Digital divide grows with web use
Sep 3, 2007 by Brad Horowitz
The term "digital divide" was coined in the 1990s to describe the perceived growing gap between those who have access to and the skills to use ICT and those who for socio-economic and/or geographical reasons have limited or no access.
A new study by The Oxford Internet Survey (OxIS) found that even with two thirds of Britons already online that the poor, the elderly and the less educated are still losing out.
The study also says that the way young people use the internet is changing rapidly with mobile access and social networking both growing in popularity. They noted however that few people create their own content or use the net for social activism.
The survey is one of the most complete studies of internet usage ever made in the U.K. and tracked statistics from 2003 until the present.
A Look At The Findings
- The survey found that 67% of the population were current internet users in 2007 which is up from 59% in 2003.
- Internet use falls off sharply after the age of 55 and amongst those who have retired.
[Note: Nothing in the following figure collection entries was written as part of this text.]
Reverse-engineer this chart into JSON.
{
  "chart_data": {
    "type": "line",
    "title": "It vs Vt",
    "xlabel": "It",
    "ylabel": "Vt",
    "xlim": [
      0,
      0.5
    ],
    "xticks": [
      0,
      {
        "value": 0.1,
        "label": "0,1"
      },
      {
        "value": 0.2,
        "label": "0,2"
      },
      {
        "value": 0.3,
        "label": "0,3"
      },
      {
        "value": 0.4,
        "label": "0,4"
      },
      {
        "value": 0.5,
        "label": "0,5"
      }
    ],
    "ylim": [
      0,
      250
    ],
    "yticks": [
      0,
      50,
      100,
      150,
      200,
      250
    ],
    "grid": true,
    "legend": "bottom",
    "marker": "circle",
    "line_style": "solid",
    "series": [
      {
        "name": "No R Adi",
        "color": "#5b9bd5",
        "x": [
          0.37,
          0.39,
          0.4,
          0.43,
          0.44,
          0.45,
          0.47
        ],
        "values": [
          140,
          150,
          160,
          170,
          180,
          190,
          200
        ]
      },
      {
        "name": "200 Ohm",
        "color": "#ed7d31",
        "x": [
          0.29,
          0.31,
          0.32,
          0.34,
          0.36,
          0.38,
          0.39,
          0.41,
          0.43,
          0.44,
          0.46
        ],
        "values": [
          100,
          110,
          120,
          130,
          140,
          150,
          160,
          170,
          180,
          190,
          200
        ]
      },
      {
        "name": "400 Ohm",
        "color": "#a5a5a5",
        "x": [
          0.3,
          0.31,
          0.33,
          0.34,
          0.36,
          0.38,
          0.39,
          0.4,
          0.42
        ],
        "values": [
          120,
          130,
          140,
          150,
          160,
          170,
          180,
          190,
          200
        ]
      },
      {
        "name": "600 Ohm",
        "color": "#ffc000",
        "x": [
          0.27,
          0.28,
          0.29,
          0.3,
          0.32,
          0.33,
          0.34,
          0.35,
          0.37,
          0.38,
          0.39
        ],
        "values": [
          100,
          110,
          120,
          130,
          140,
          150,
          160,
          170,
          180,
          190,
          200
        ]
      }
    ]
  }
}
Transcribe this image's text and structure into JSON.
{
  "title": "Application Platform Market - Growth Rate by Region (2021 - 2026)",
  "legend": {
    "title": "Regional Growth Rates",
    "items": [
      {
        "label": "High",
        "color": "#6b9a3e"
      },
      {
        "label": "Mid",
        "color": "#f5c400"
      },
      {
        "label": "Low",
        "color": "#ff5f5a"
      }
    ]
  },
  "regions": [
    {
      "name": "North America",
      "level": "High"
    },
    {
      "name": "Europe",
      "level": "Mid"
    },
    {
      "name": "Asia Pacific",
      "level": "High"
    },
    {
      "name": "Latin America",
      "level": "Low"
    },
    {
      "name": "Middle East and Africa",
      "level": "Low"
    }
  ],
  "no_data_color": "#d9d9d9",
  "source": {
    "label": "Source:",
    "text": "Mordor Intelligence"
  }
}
Only 31% of retired people use the internet compared with 81% of those in work and 97% of students .
- 5% fewer women go online.
- Low income and less education are still big barriers to internet use and whereas just over one half of those who lack further education are online a whopping 90% of those with a university education use the web on a regular basis.
- Among those with household incomes below £12,500 only 39% use the internet.
- 85% of the population now use high speed connections, compared with just 19% four years ago and the report predicts that dial-up connections will disappear in the next few years.
- Mobile internet use has also seen a sharp increase with 29% using wi-fi access which compares with just 1% four years ago and 21% of users now access the internet using a mobile phone or PDA which is up from 5% four years ago.
- Households that access the internet are also far more likely to use other types of digital equipment such as digital cameras, MP3 players, and mobile phones.
- OxIS also found that 42% of students have created a profile on a social networking site such as Facebook or MySpace compared with just 15% of the employed and 2% of retired people.
- One in four internet users has made a friend online and one half of those have met them in person. It is the elderly and the retired however that are most likely to meet online friends in person.
- Men do more social networking than women.
- Only 16% of U.K. internet users have tried to set up a website for personal use and the proportion remains unchanged since the last survey in 2005.
- Only one in ten internet users have taken part in any political activities online such as signing an online petition and the older age groups are the most likely to engage in any kind of activism.
- The web is now a more trusted source of information than television and the amount of television they watch has declined.
- Online banking, paying bills and checking investments online have all increased in popularity as has confidence in buying products online.
Researchers interviewed 2,305 people aged 14 years and older in 175 districts in England, Wales and Scotland. Previous surveys which asked similar questions were carried out in 2003 and 2005.